I don't get this choice? If I want a road aero frame I'd choose between various models from different manufacturers, and similarly if I wanted a light-weight climbing frame. The intended use should determine the options, not a common manufacturer (unless I only had one manufacturer's frames to choose from of course).
In this case I think the resulting two finalists would for a lot of people end up being the same regardless. Both best in class (aero or climbing) arguably come from the same manufacturer. I'm not into the whole aero thing for my own reasons, but if I were I'd be hard pressed to look further than the Madone. And even though the Emonda SLR is simply too light a frame for my liking, it's the only superlight frame that I would even want to try, simply because I believe Trek to have the R&D resources to pull it off as well or better than anyone. Lastly, the geometry is one that works very well for me, that may or not be the case for someone else. So yes, these would be my two finalists even after looking at all the offerings from all the other manufacturers.
Bingo, Calnago nails it. Trek has two of the top frames in their respective categories. If one wants a lightweight climbing bike, the Emonda SLR at $3000 is hard to beat. Same with the Madone and its aero category. While some might not like the integration, its use of the IsoSpeed design puts it at the top of that category.

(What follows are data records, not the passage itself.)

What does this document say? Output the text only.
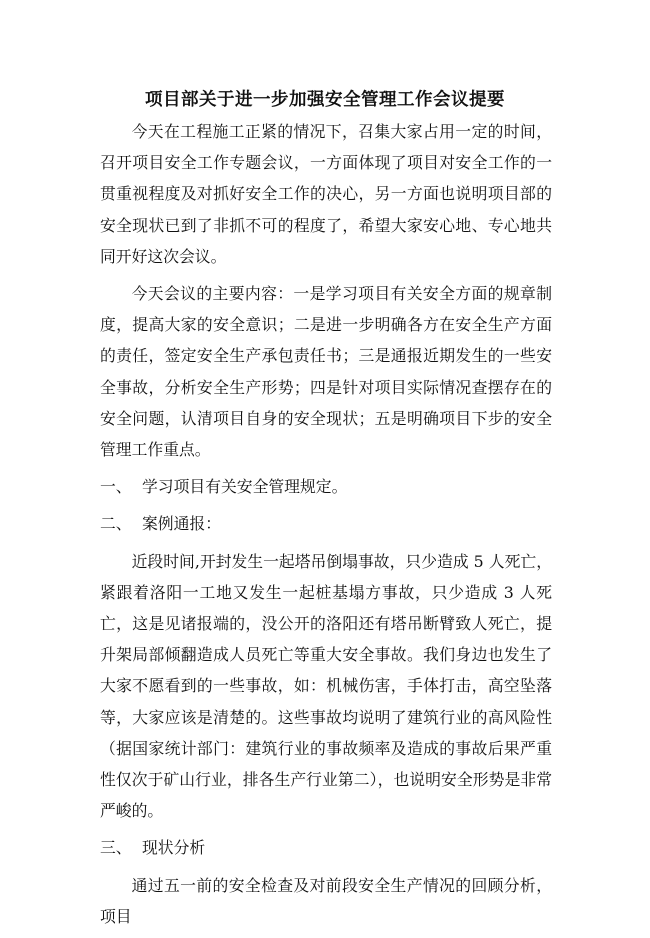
项目部关于进一步加强安全管理工作会议提要

今天在工程施工正紧的情况下，召集大家占用一定的时间，召开项目安全工作专题会议，一方面体现了项目对安全工作的一贯重视程度及对抓好安全工作的决心，另一方面也说明项目部的安全现状已到了非抓不可的程度了，希望大家安心地、专心地共同开好这次会议。

今天会议的主要内容：一是学习项目有关安全方面的规章制度，提高大家的安全意识；二是进一步明确各方在安全生产方面的责任，签定安全生产承包责任书；三是通报近期发生的一些安全事故，分析安全生产形势；四是针对项目实际情况查摆存在的安全问题，认清项目自身的安全现状；五是明确项目下步的安全管理工作重点。

一、 学习项目有关安全管理规定。
二、 案例通报：

近段时间,开封发生一起塔吊倒塌事故，只少造成 5 人死亡，紧跟着洛阳一工地又发生一起桩基塌方事故，只少造成 3 人死亡，这是见诸报端的，没公开的洛阳还有塔吊断臂致人死亡，提升架局部倾翻造成人员死亡等重大安全事故。我们身边也发生了大家不愿看到的一些事故，如：机械伤害，手体打击，高空坠落等，大家应该是清楚的。这些事故均说明了建筑行业的高风险性（据国家统计部门：建筑行业的事故频率及造成的事故后果严重性仅次于矿山行业，排各生产行业第二），也说明安全形势是非常严峻的。

三、 现状分析

通过五一前的安全检查及对前段安全生产情况的回顾分析，项目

Not to mention Trek's offering of H1 and H2 fit means most riders can get the exact fit/very close to it that they want. Plus ProjectOne ability to get a unique paint scheme & Trek's lifetime warranty. Many aspects make Trek a very solid consideration now. So I could definitely see one narrowing down their consideration to either the Madone or Emonda and trying to decide which of those two would best fit their riding. Trek has definitely moved back to the cutting edge of the industry with their engineering and composite layup schedule.